Fábio Salvador
Geólogo, Doutor em Engenharia Mineral pela USP, Perito Criminal Federal e Ex-Diretor Técnico-Científico da Polícia Federal.
Em 18 de abril de 2004 foi feita uma perícia criminal incomum no interior do estado de Rondônia, em área de selva fechada na Reserva Indígena Roosevelt. Índios da etnia Cinta-larga chacinaram vinte e nove garimpeiros adultos do sexo masculino com idades variadas, com requintes de crueldade na chamada Grota do Sossego. A Polícia Federal mandou equipe de criminalistas para o local, para caracterizar a dinâmica das ações e contextualizar o porquê da violência extrema. A divulgação ampla do fato pela mídia deu-se às vésperas das comemorações do Dia do Índio.
Diamantes são diminutos, fáceis de serem ocultados e podem ter alto valor unitário. São fonte de cobiça internacional. Muitas vidas humanas continuam sendo perdidas ao redor do mundo na desordem das relações entre trabalhadores artesanais, grandes mineradoras e habitantes tradicionais das regiões com jazimentos ricos. Não é só na África que o diamante alimenta guerras e pobreza. Rondônia é rico em diamantes e em problemas bem parecidos. A legislação mineral e tributária brasileira aplicada à exploração de diamantes não é atual e não é cumprida. Peritos têm que reconhecer e valorar diamantes. Peritos criminais têm também que investigá-lo à luz da criminalística, para orientar inquéritos policiais e processos judiciais.
Em 1963, no que foi chamado de Massacre do Paralelo 11, roubo, estupro, grilagem, assassinatos por envenenamentos e explosões, suborno e torturas impostos a indígenas Cinta-Larga parecem estar na essência do que aconteceu em 2004. Possuidores históricos de vastas áreas das terras do interior brasileiro, os nativos brasileiros nunca conseguiram usufruir para o bem de suas comunidades aquilo que os colonizadores modernos consideram riquezas. Sempre foram atores coadjuvantes de um filme dirigido por mocinhos que escolhem seus bandidos.
Os kimberlitos existentes na Reserva Roosevelt são rochas inequigranulares de origem profunda, contendo diamantes muito peculiares. Foram pouco pesquisados até hoje por brasileiros, desde seu mapeamento na década de setenta pelo Serviço Geológico do Brasil (CPRM). São a origem dos pláceres continuamente explotados de maneira irregular e sem controle por garimpeiros cooptados pelos próprios índios, para a mineração já nada artesanal. Esse regime de parceria sem controle do Estado serve apenas para devastar meio ambiente, enriquecer poucos favorecidos e colocar tensão social em uma região que poderia ser fomentada como polo de desenvolvimento sustentável regional.
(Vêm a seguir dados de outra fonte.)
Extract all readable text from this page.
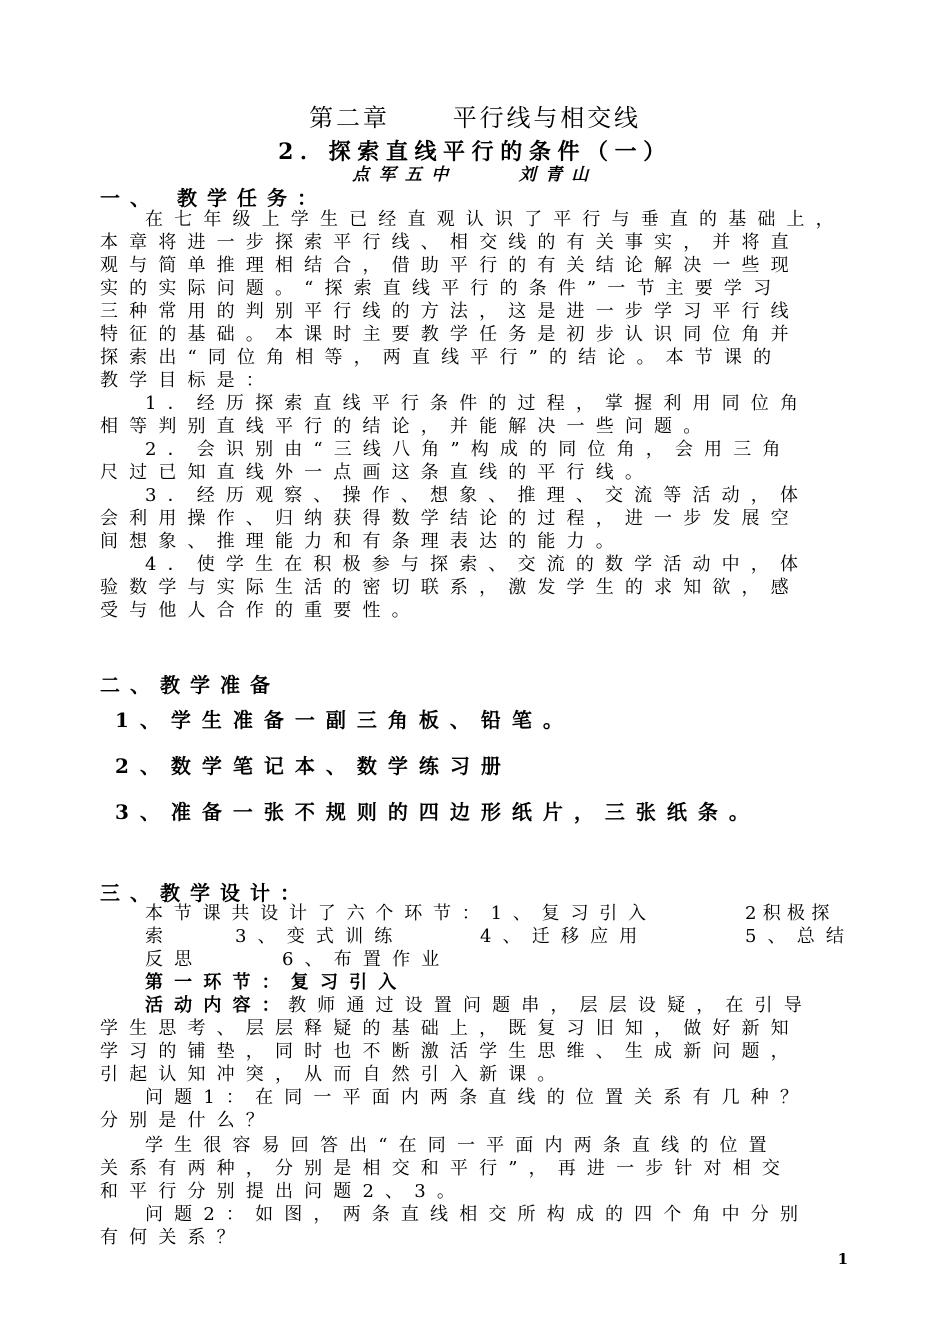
第二章      平行线与相交线
2．探索直线平行的条件（一）
点军五中    刘青山
一、 教学任务：
在七年级上学生已经直观认识了平行与垂直的基础上，
本章将进一步探索平行线、相交线的有关事实，并将直
观与简单推理相结合，借助平行的有关结论解决一些现
实的实际问题。“探索直线平行的条件”一节主要学习
三种常用的判别平行线的方法，这是进一步学习平行线
特征的基础。本课时主要教学任务是初步认识同位角并
探索出“同位角相等，两直线平行”的结论。本节课的
教学目标是：
1．经历探索直线平行条件的过程，掌握利用同位角
相等判别直线平行的结论，并能解决一些问题。
2．会识别由“三线八角”构成的同位角，会用三角
尺过已知直线外一点画这条直线的平行线。
3．经历观察、操作、想象、推理、交流等活动，体
会利用操作、归纳获得数学结论的过程，进一步发展空
间想象、推理能力和有条理表达的能力。
4．使学生在积极参与探索、交流的数学活动中，体
验数学与实际生活的密切联系，激发学生的求知欲，感
受与他人合作的重要性。
二、教学准备
1、学生准备一副三角板、铅笔。
2、数学笔记本、数学练习册
3、准备一张不规则的四边形纸片，三张纸条。
三、教学设计：
本节课共设计了六个环节：1、复习引入	2积极探
索	3、变式训练	4、迁移应用	5、总结
反思	6、布置作业
第一环节：复习引入
活动内容：
教师通过设置问题串，层层设疑，在引导
学生思考、层层释疑的基础上，既复习旧知，做好新知
学习的铺垫，同时也不断激活学生思维、生成新问题，
引起认知冲突，从而自然引入新课。
问题1：在同一平面内两条直线的位置关系有几种？
分别是什么？
学生很容易回答出“在同一平面内两条直线的位置
关系有两种，分别是相交和平行”，再进一步针对相交
和平行分别提出问题2、3。
问题2：如图，两条直线相交所构成的四个角中分别
有何关系？
1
O conflito que ocorreu naquela ocasião provocou comoção nacional e internacional, efêmera, como em tantos embates trágicos que atropelam a resignada sociedade brasileira. Índios aculturados liderando tribos isoladas, habitantes de uma das mais cobiçadas áreas minerárias do planeta, cultura garimpeira incontida, grandes empresas de mineração hoje impedidas legalmente de atuar em terras indígenas, políticos regionais mal-intencionados conhecedores da potencialidade da região e órgãos estatais de fiscalização fracos compõem um cenário totalmente inadequado aos interesses nacionais. Isso forma o caldo de cultura adequado para termos repetição de matanças, assaltos à coisa pública, destruição de culturas tradicionais e desperdício de oportunidades de ordenamento da extração mineral no Brasil.
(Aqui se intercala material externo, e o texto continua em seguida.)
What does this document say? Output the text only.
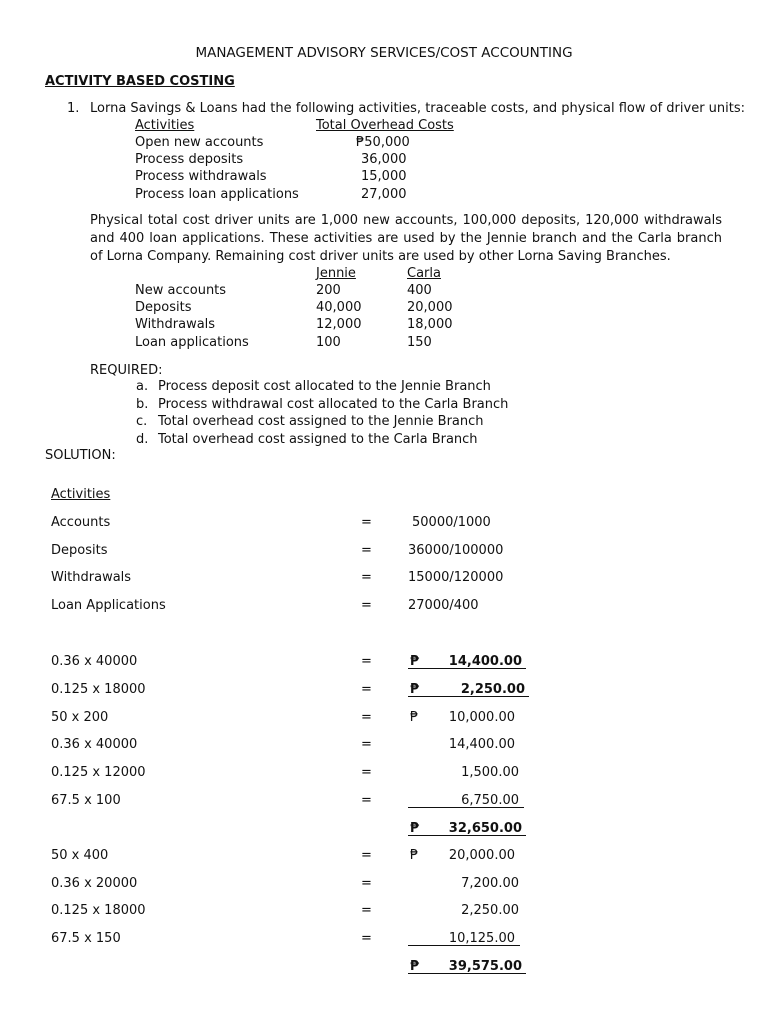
MANAGEMENT ADVISORY SERVICES/COST ACCOUNTING
ACTIVITY BASED COSTING
1. Lorna Savings & Loans had the following activities, traceable costs, and physical flow of driver units:
Activities	Total Overhead Costs
Open new accounts	₱50,000
Process deposits	36,000
Process withdrawals	15,000
Process loan applications	27,000
Physical total cost driver units are 1,000 new accounts, 100,000 deposits, 120,000 withdrawals and 400 loan applications. These activities are used by the Jennie branch and the Carla branch of Lorna Company. Remaining cost driver units are used by other Lorna Saving Branches.
Jennie	Carla
New accounts	200	400
Deposits	40,000	20,000
Withdrawals	12,000	18,000
Loan applications	100	150
REQUIRED:
a. Process deposit cost allocated to the Jennie Branch
b. Process withdrawal cost allocated to the Carla Branch
c. Total overhead cost assigned to the Jennie Branch
d. Total overhead cost assigned to the Carla Branch
SOLUTION:
Activities
Accounts	=	50000/1000
Deposits	=	36000/100000
Withdrawals	=	15000/120000
Loan Applications	=	27000/400
0.36 x 40000	=	₱	14,400.00
0.125 x 18000	=	₱	2,250.00
50 x 200	=	₱	10,000.00
0.36 x 40000	=	14,400.00
0.125 x 12000	=	1,500.00
67.5 x 100	=	6,750.00
₱	32,650.00
50 x 400	=	₱	20,000.00
0.36 x 20000	=	7,200.00
0.125 x 18000	=	2,250.00
67.5 x 150	=	10,125.00
₱	39,575.00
Os diamantes extraídos das margens do Rio Roosevelt são normalmente grandes, multicoloridos, com predominância de tons esverdeados, bem formados e muito valorizados no mercado internacional. Em 2003, o governo brasileiro havia instituído o Sistema de Certificação do Processo de Kimberley (SCPK), através da Lei 10.743, buscando integração com os demais países afetados pela criminalidade associada ao tráfico de diamantes. Os diamantes de Rondônia passaram daí a serem “esquentados” por todo o Brasil.
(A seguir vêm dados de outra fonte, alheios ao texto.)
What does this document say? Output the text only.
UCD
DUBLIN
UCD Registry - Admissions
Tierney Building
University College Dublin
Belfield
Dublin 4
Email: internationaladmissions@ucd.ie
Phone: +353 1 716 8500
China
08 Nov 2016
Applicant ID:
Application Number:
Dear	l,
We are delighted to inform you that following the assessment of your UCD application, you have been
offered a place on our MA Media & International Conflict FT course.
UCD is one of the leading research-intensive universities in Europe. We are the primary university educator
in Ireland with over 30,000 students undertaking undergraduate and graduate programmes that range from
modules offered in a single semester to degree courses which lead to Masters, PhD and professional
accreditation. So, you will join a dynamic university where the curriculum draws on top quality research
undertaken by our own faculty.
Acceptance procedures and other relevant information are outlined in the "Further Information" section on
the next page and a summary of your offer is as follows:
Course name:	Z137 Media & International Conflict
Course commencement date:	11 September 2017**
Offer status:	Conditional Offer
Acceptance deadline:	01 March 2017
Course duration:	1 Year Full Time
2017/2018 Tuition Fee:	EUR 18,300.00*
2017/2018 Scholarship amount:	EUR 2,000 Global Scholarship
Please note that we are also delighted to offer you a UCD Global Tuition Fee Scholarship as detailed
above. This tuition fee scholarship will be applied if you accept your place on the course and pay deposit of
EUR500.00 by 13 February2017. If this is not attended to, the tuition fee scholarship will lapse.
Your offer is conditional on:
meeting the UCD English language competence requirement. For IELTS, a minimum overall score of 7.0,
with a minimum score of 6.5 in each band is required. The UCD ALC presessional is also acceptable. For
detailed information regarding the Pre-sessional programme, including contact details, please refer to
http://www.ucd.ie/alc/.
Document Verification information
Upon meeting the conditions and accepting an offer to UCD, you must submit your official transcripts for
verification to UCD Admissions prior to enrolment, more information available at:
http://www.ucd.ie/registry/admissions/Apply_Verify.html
Muito mais que esquecimento, o que ocorreu com a situação na reserva dos Cinta-Largas é a continuidade falseada da locupletação de poucos, envolta em leniência e desprezo pelo poder público. Exemplo desavergonhado de como conjunturas existentes em rincões do Brasil não são devidamente discutidas, será sempre uma mancha sangrenta na Geologia Forense brasileira e na história de nosso país.